Julius Ssekitoleko, a 20-year-old Ugandan athlete who went missing in Tokyo before the start of the Olympics, left a note before disappearing expressing concerns about going back to his country. According to CNN, the weightlifter said in his note that Uganda was too difficult and he wishes to work in Japan. He also made a request in his note for the members of his delegation to send his belongings back to his wife.
Ssekitoleko, who was scheduled to fly back to Uganda on July 20, after failing to qualify for the Games, was last seen at a local station near his delegation’s hotel in the city of Izumisano on Friday.
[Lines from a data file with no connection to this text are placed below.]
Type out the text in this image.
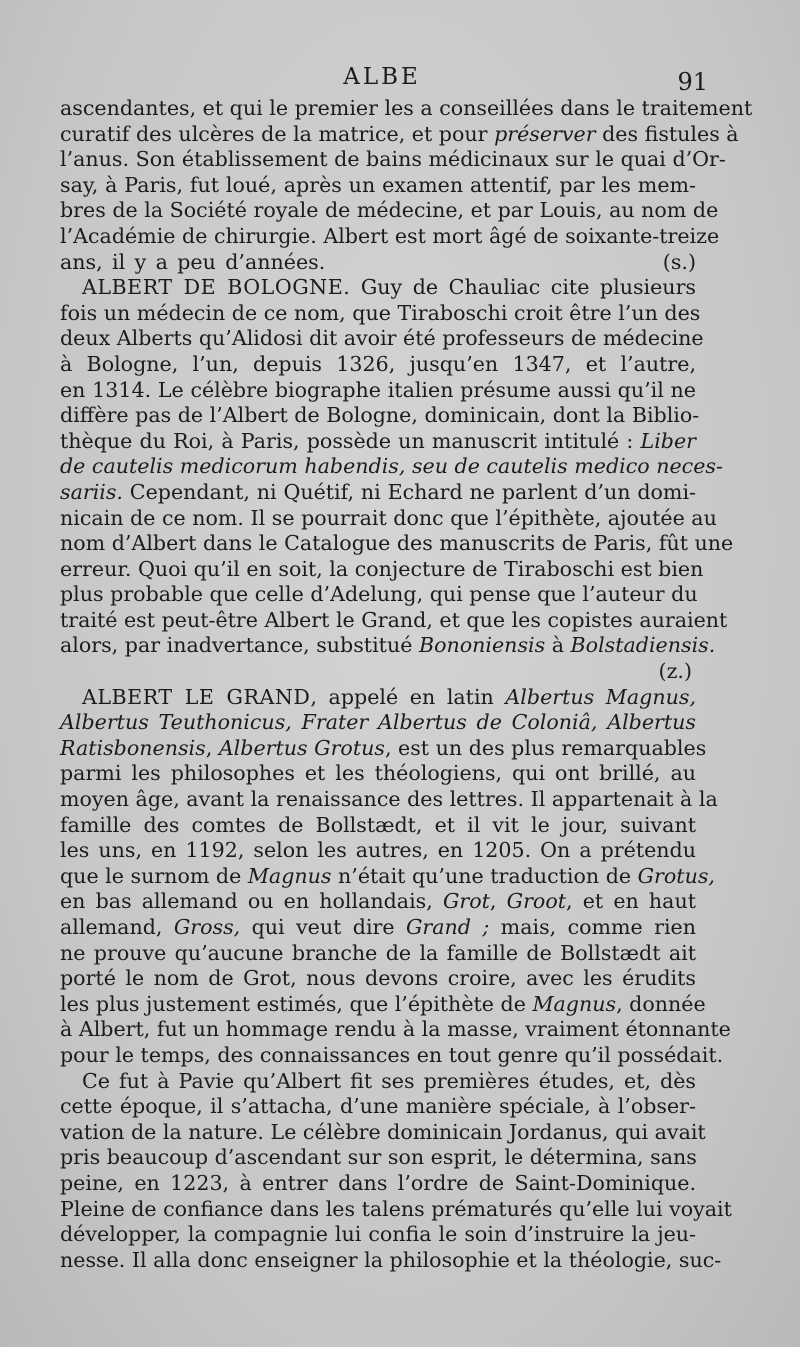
ALBE	91
ascendantes, et qui le premier les a conseillées dans le traitement
curatif des ulcères de la matrice, et pour préserver des fistules à
l’anus. Son établissement de bains médicinaux sur le quai d’Or-
say, à Paris, fut loué, après un examen attentif, par les mem-
bres de la Société royale de médecine, et par Louis, au nom de
l’Académie de chirurgie. Albert est mort âgé de soixante-treize
ans, il y a peu d’années.                                    (s.)
ALBERT DE BOLOGNE. Guy de Chauliac cite plusieurs
fois un médecin de ce nom, que Tiraboschi croit être l’un des
deux Alberts qu’Alidosi dit avoir été professeurs de médecine
à Bologne, l’un, depuis 1326, jusqu’en 1347, et l’autre,
en 1314. Le célèbre biographe italien présume aussi qu’il ne
diffère pas de l’Albert de Bologne, dominicain, dont la Biblio-
thèque du Roi, à Paris, possède un manuscrit intitulé : Liber
de cautelis medicorum habendis, seu de cautelis medico neces-
sariis. Cependant, ni Quétif, ni Echard ne parlent d’un domi-
nicain de ce nom. Il se pourrait donc que l’épithète, ajoutée au
nom d’Albert dans le Catalogue des manuscrits de Paris, fût une
erreur. Quoi qu’il en soit, la conjecture de Tiraboschi est bien
plus probable que celle d’Adelung, qui pense que l’auteur du
traité est peut-être Albert le Grand, et que les copistes auraient
alors, par inadvertance, substitué Bononiensis à Bolstadiensis.
(z.)
ALBERT LE GRAND, appelé en latin Albertus Magnus,
Albertus Teuthonicus, Frater Albertus de Coloniâ, Albertus
Ratisbonensis, Albertus Grotus, est un des plus remarquables
parmi les philosophes et les théologiens, qui ont brillé, au
moyen âge, avant la renaissance des lettres. Il appartenait à la
famille des comtes de Bollstædt, et il vit le jour, suivant
les uns, en 1192, selon les autres, en 1205. On a prétendu
que le surnom de Magnus n’était qu’une traduction de Grotus,
en bas allemand ou en hollandais, Grot, Groot, et en haut
allemand, Gross, qui veut dire Grand ; mais, comme rien
ne prouve qu’aucune branche de la famille de Bollstædt ait
porté le nom de Grot, nous devons croire, avec les érudits
les plus justement estimés, que l’épithète de Magnus, donnée
à Albert, fut un hommage rendu à la masse, vraiment étonnante
pour le temps, des connaissances en tout genre qu’il possédait.
Ce fut à Pavie qu’Albert fit ses premières études, et, dès
cette époque, il s’attacha, d’une manière spéciale, à l’obser-
vation de la nature. Le célèbre dominicain Jordanus, qui avait
pris beaucoup d’ascendant sur son esprit, le détermina, sans
peine, en 1223, à entrer dans l’ordre de Saint-Dominique.
Pleine de confiance dans les talens prématurés qu’elle lui voyait
développer, la compagnie lui confia le soin d’instruire la jeu-
nesse. Il alla donc enseigner la philosophie et la théologie, suc-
City officials said the Olympic hopeful bought a bullet train ticket to Nagoya, about two hours away from where the Ugandan team was staying.
Officials first noticed Ssekitoleko’s absence when they went to his hotel around noon on Friday to receive a COVID-19 test sample, Kyodo News reported. Earlier that morning, the athlete answered a phone call from an official in Uganda and said he was not in a situation to talk. About half an hour after hanging up the call with the official, the weightlifter bought a train ticket to Nagoya. According to government data, about 150 Ugandan people were living in the area of Nagoya as of late last year.
Three years ago, Ssekitoleko competed in the men’s 56kg weightlifting final at the 2018 Commonwealth Games in Gold Coast, Australia and finished 10th. Two Ugandan athletes, along with others from Rwanda and Cameroon, disappeared during those games. A pair of rugby players from Uganda also went missing during the 2014 Commonwealth Games in Glasgow, Scotland, BBC reported.
The 2021 Ugandan Olympic delegation, which includes nine members, arrived in Japan on July 7 and completed a mandatory quarantine. One member of the delegation, a 50-year-old person, tested positive for the Delta variant upon arriving at the airport. Another member tested positive after the team traveled to Izumisano.
Beatrice Ayikoru, the chef de mission of the Ugandan delegation, said the team is cooperating with local authorities to locate Ssekitoleko.
“We, during our regular team briefings both in Uganda and in Japan, emphasized inter alia the need to respect the immigration regulations of Japan and not opt to leave the camp without authorization,” Ayikoru told Kyodo News.
According to Human Rights Watch, Uganda recently held elections and declared President Yoweri Museveni, who has been in power since 1986, as the winner. The election was followed by violence, with security forces arresting journalists and killing protestors. Human Rights Watch said many Ugandans are still facing torture and violations of basic rights.